Kedua, adalah mendengar ceramah langsung beliau ketika datang berkunjung ke Makassar. Terakhir kali saya bertemu langsung dengan almarhum adalah ketika membawakan materi rapat koordinasi dengan Pimpinan Wilayah Muhammadiyah Sulawesi Selatan, 16 September 2017 di Kampus Unismuh Makassar. Beberapa bulan sebelumnya pun saya masih sempat bertemu dengan almarhum dalam acara Syawalan Keluarga Besar Muhammadiyah Sulawesi Selatan di halaman Gedung Dakwah Muhammadiyah Sulawesi Selatan, 1 Juli 2017. Saat itu saya bertindak sebagai Sekretaris Panitia Pelaksana, sedangkan Ketua Panitianya adalah Ustadz H. Thamrin Taha, yang juga Ketua Majelis Dikdasmen PWM Sulsel.
Ketiga adalah melalui media online dan media sosial. Dalam media online, beberapa tulisan dan pernyataan keagamaan Buya sangat mencerahkan. Demikian pula dalam tanggapan beliau yang bijaksana dalam berkomunikasi menjawab pertanyaan wartawan. Sedangkan melalui media sosial, almahum memiliki akun Youtube, yang menyajikan ceramah keagamaan. Metode ceramahnya dalam akun tersebut memakai pendekatan yang berbeda dengan ustadz lain dalam media sosial, yang kerap menyelip gurauan lucu dan mengundang tawa.
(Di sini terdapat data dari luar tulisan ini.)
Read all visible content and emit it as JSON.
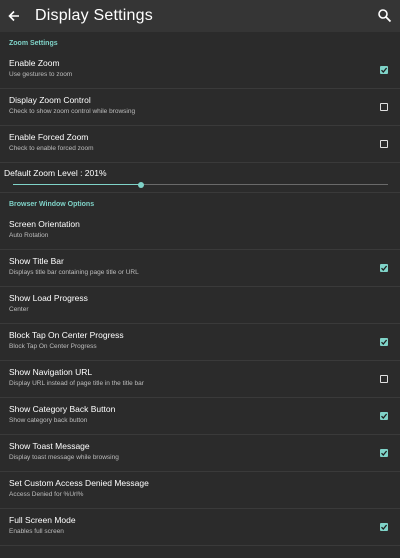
{
  "appbar": {
    "title": "Display Settings",
    "back_icon": "arrow-left-icon",
    "search_icon": "search-icon"
  },
  "zoom_section": {
    "header": "Zoom Settings",
    "items": [
      {
        "title": "Enable Zoom",
        "summary": "Use gestures to zoom",
        "checked": true
      },
      {
        "title": "Display Zoom Control",
        "summary": "Check to show zoom control while browsing",
        "checked": false
      },
      {
        "title": "Enable Forced Zoom",
        "summary": "Check to enable forced zoom",
        "checked": false
      }
    ],
    "zoom_level": {
      "label": "Default Zoom Level : 201%",
      "fraction": 0.34
    }
  },
  "browser_section": {
    "header": "Browser Window Options",
    "items": [
      {
        "title": "Screen Orientation",
        "summary": "Auto Rotation"
      },
      {
        "title": "Show Title Bar",
        "summary": "Displays title bar containing page title or URL",
        "checked": true
      },
      {
        "title": "Show Load Progress",
        "summary": "Center"
      },
      {
        "title": "Block Tap On Center Progress",
        "summary": "Block Tap On Center Progress",
        "checked": true
      },
      {
        "title": "Show Navigation URL",
        "summary": "Display URL instead of page title in the title bar",
        "checked": false
      },
      {
        "title": "Show Category Back Button",
        "summary": "Show category back button",
        "checked": true
      },
      {
        "title": "Show Toast Message",
        "summary": "Display toast message while browsing",
        "checked": true
      },
      {
        "title": "Set Custom Access Denied Message",
        "summary": "Access Denied for %Url%"
      },
      {
        "title": "Full Screen Mode",
        "summary": "Enables full screen",
        "checked": true
      }
    ]
  },
  "colors": {
    "accent": "#7fd3c8",
    "background": "#2b2b2b",
    "appbar": "#353535"
  }
}
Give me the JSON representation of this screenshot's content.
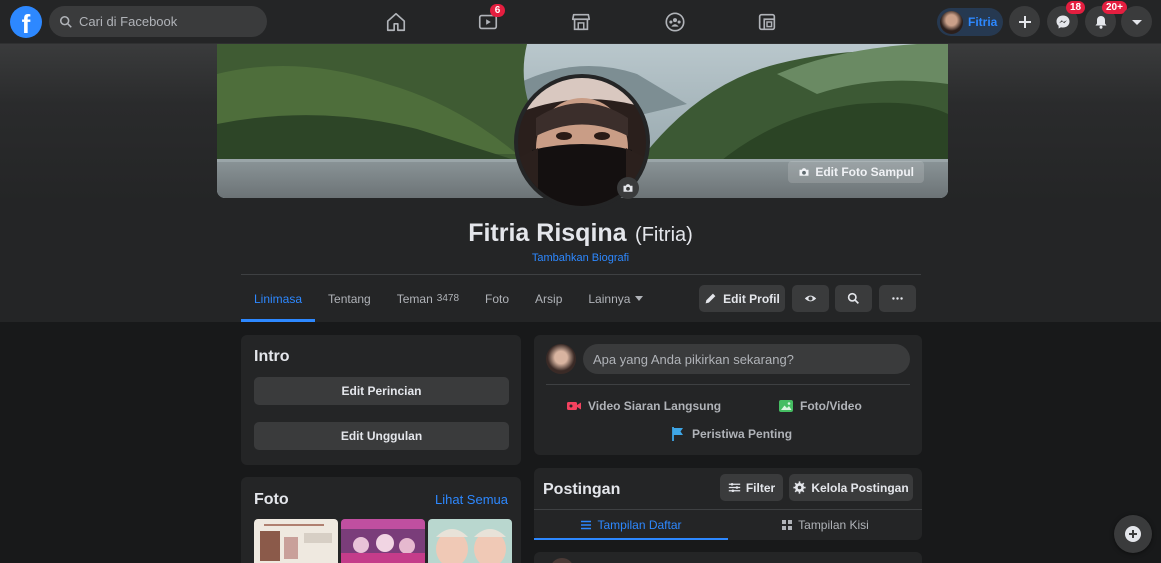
{
  "topbar": {
    "logo": "f",
    "search_placeholder": "Cari di Facebook",
    "nav_icons": [
      "home-icon",
      "watch-icon",
      "marketplace-icon",
      "groups-icon",
      "gaming-icon"
    ],
    "watch_badge": "6",
    "profile_name": "Fitria",
    "messenger_badge": "18",
    "notifications_badge": "20+",
    "colors": {
      "accent": "#2d88ff",
      "badge": "#e41e3f"
    }
  },
  "profile": {
    "edit_cover_label": "Edit Foto Sampul",
    "name": "Fitria Risqina",
    "alt_name": "(Fitria)",
    "bio_link": "Tambahkan Biografi",
    "tabs": [
      {
        "label": "Linimasa",
        "active": true
      },
      {
        "label": "Tentang"
      },
      {
        "label": "Teman",
        "count": "3478"
      },
      {
        "label": "Foto"
      },
      {
        "label": "Arsip"
      },
      {
        "label": "Lainnya"
      }
    ],
    "edit_profile_label": "Edit Profil"
  },
  "intro": {
    "title": "Intro",
    "edit_details_label": "Edit Perincian",
    "edit_featured_label": "Edit Unggulan"
  },
  "photos": {
    "title": "Foto",
    "see_all": "Lihat Semua"
  },
  "composer": {
    "placeholder": "Apa yang Anda pikirkan sekarang?",
    "live_label": "Video Siaran Langsung",
    "photo_label": "Foto/Video",
    "event_label": "Peristiwa Penting"
  },
  "posts": {
    "title": "Postingan",
    "filter_label": "Filter",
    "manage_label": "Kelola Postingan",
    "list_view_label": "Tampilan Daftar",
    "grid_view_label": "Tampilan Kisi"
  }
}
Uniknya meski tidak bergurau, ceramah almarhum jika dihayati lebih mendalam, dapat mengundang tawa. Bukan karena bahasa atau kata-katanya, tetapi dalam fakta yang beliau kemukakan, kelucuan yang terjadi dalam kehidupan kita di negeri ini. Baik dilakukan oleh warga negara, maupun oleh para pemimpin negeri ini, kalangan elit politik, pejabat, dan tokoh masyarakat atau opinion leader lainnya.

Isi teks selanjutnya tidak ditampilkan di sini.